The firearm seller is required to keep that form on hand and accessible for the FBI or other federal agencies in case the gun is used in a crime.
For a rifle or shotgun, that’s all you need.
For a handgun, buyers who do not already have a concealed carry permit also need to fill out a Washington State Department of Licensing Pistol Transfer Application. The form gathers pretty much the same background information as the federal one, but it goes to the Clark County Sheriff’s Office for verification, which takes about five days, Pratka said.
If you have a concealed carry permit, which takes about 30 days to get from the Clark County Sheriff’s Office, you still need to fill out the second form but, usually, you can take your gun home from the store after a phone call check, Pratka said.
If you want to conceal-carry a gun in Oregon, you have to get a different permit than the one in Washington, and you also have to take a four-hour class, Pratka said.

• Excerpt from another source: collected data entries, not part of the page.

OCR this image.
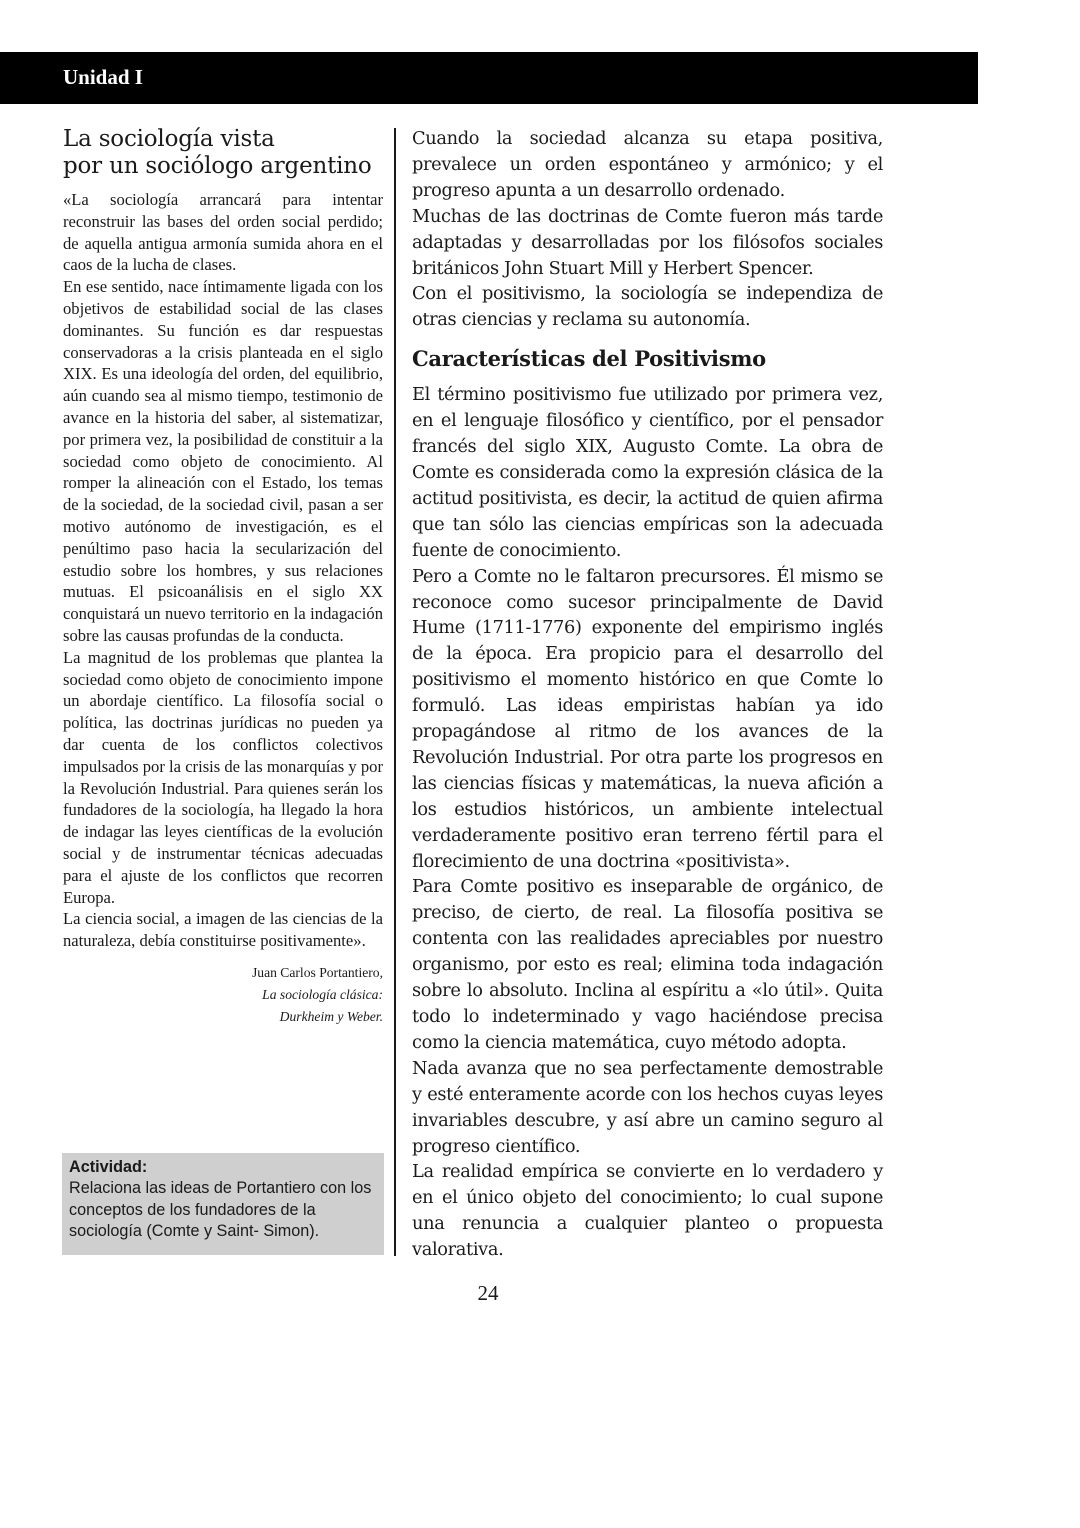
Unidad I
La sociología vista
por un sociólogo argentino

«La sociología arrancará para intentar reconstruir las bases del orden social perdido; de aquella antigua armonía sumida ahora en el caos de la lucha de clases.

En ese sentido, nace íntimamente ligada con los objetivos de estabilidad social de las clases dominantes. Su función es dar respuestas conservadoras a la crisis planteada en el siglo XIX. Es una ideología del orden, del equilibrio, aún cuando sea al mismo tiempo, testimonio de avance en la historia del saber, al sistematizar, por primera vez, la posibilidad de constituir a la sociedad como objeto de conocimiento. Al romper la alineación con el Estado, los temas de la sociedad, de la sociedad civil, pasan a ser motivo autónomo de investigación, es el penúltimo paso hacia la secularización del estudio sobre los hombres, y sus relaciones mutuas. El psicoanálisis en el siglo XX conquistará un nuevo territorio en la indagación sobre las causas profundas de la conducta.

La magnitud de los problemas que plantea la sociedad como objeto de conocimiento impone un abordaje científico. La filosofía social o política, las doctrinas jurídicas no pueden ya dar cuenta de los conflictos colectivos impulsados por la crisis de las monarquías y por la Revolución Industrial. Para quienes serán los fundadores de la sociología, ha llegado la hora de indagar las leyes científicas de la evolución social y de instrumentar técnicas adecuadas para el ajuste de los conflictos que recorren Europa.

La ciencia social, a imagen de las ciencias de la naturaleza, debía constituirse positivamente».

Juan Carlos Portantiero,
La sociología clásica:
Durkheim y Weber.
Actividad:
Relaciona las ideas de Portantiero con los conceptos de los fundadores de la sociología (Comte y Saint- Simon).

Cuando la sociedad alcanza su etapa positiva, prevalece un orden espontáneo y armónico; y el progreso apunta a un desarrollo ordenado.

Muchas de las doctrinas de Comte fueron más tarde adaptadas y desarrolladas por los filósofos sociales británicos John Stuart Mill y Herbert Spencer.

Con el positivismo, la sociología se independiza de otras ciencias y reclama su autonomía.

Características del Positivismo

El término positivismo fue utilizado por primera vez, en el lenguaje filosófico y científico, por el pensador francés del siglo XIX, Augusto Comte. La obra de Comte es considerada como la expresión clásica de la actitud positivista, es decir, la actitud de quien afirma que tan sólo las ciencias empíricas son la adecuada fuente de conocimiento.

Pero a Comte no le faltaron precursores. Él mismo se reconoce como sucesor principalmente de David Hume (1711-1776) exponente del empirismo inglés de la época. Era propicio para el desarrollo del positivismo el momento histórico en que Comte lo formuló. Las ideas empiristas habían ya ido propagándose al ritmo de los avances de la Revolución Industrial. Por otra parte los progresos en las ciencias físicas y matemáticas, la nueva afición a los estudios históricos, un ambiente intelectual verdaderamente positivo eran terreno fértil para el florecimiento de una doctrina «positivista».

Para Comte positivo es inseparable de orgánico, de preciso, de cierto, de real. La filosofía positiva se contenta con las realidades apreciables por nuestro organismo, por esto es real; elimina toda indagación sobre lo absoluto. Inclina al espíritu a «lo útil». Quita todo lo indeterminado y vago haciéndose precisa como la ciencia matemática, cuyo método adopta.

Nada avanza que no sea perfectamente demostrable y esté enteramente acorde con los hechos cuyas leyes invariables descubre, y así abre un camino seguro al progreso científico.

La realidad empírica se convierte en lo verdadero y en el único objeto del conocimiento; lo cual supone una renuncia a cualquier planteo o propuesta valorativa.

24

“Oregon is a whole other thing,” he said. “There’s no reciprocity between Oregon and Washington, because they disagree about how their permitting processes are done. That, and I think they both probably want the money from the fees.”
Permits in each state can be used in several other states with reciprocity, though; Washington permits are good in 25 states, including Idaho and Montana. Oregon permits, if you live in Washington, are good in 17 states.
Open carry means you can have the gun on you, but you have to have it visible on your body if you are in public.
“That’s sort of in vogue right now, because it’s a way for people to exercise their gun rights,” Pratka said.
The advantage of concealed carry in a dangerous situation is that dangerous individuals won’t know you have a gun and make you their first target, he said.
“Also, if you want to open carry, go for it — but that tends to draw attention, and some people don’t like that,” he said.
Either way, you can’t bring your gun into areas where firearms are prohibited, such as courthouses and other government buildings — although there are some exemptions in Washington law.
And after you get your gun, it’s a great idea to sign up at a gun range for some training so you know how to use it, McKee added.
“For training, I recommend looking for somebody who has certifications,” she said. “Look at how many hours they’ve taught. How much time they’ve had on the shooting range. And make sure they’re insured.”
A lot of information is available on the Internet, some good and some bad. But learning as much as you can before you purchase one is always a good plan, Pratka and McKee said.
“Usually an informed buyer is a happy buyer,” Pratka said. “You don’t want to get stuck with a gun you don’t like.”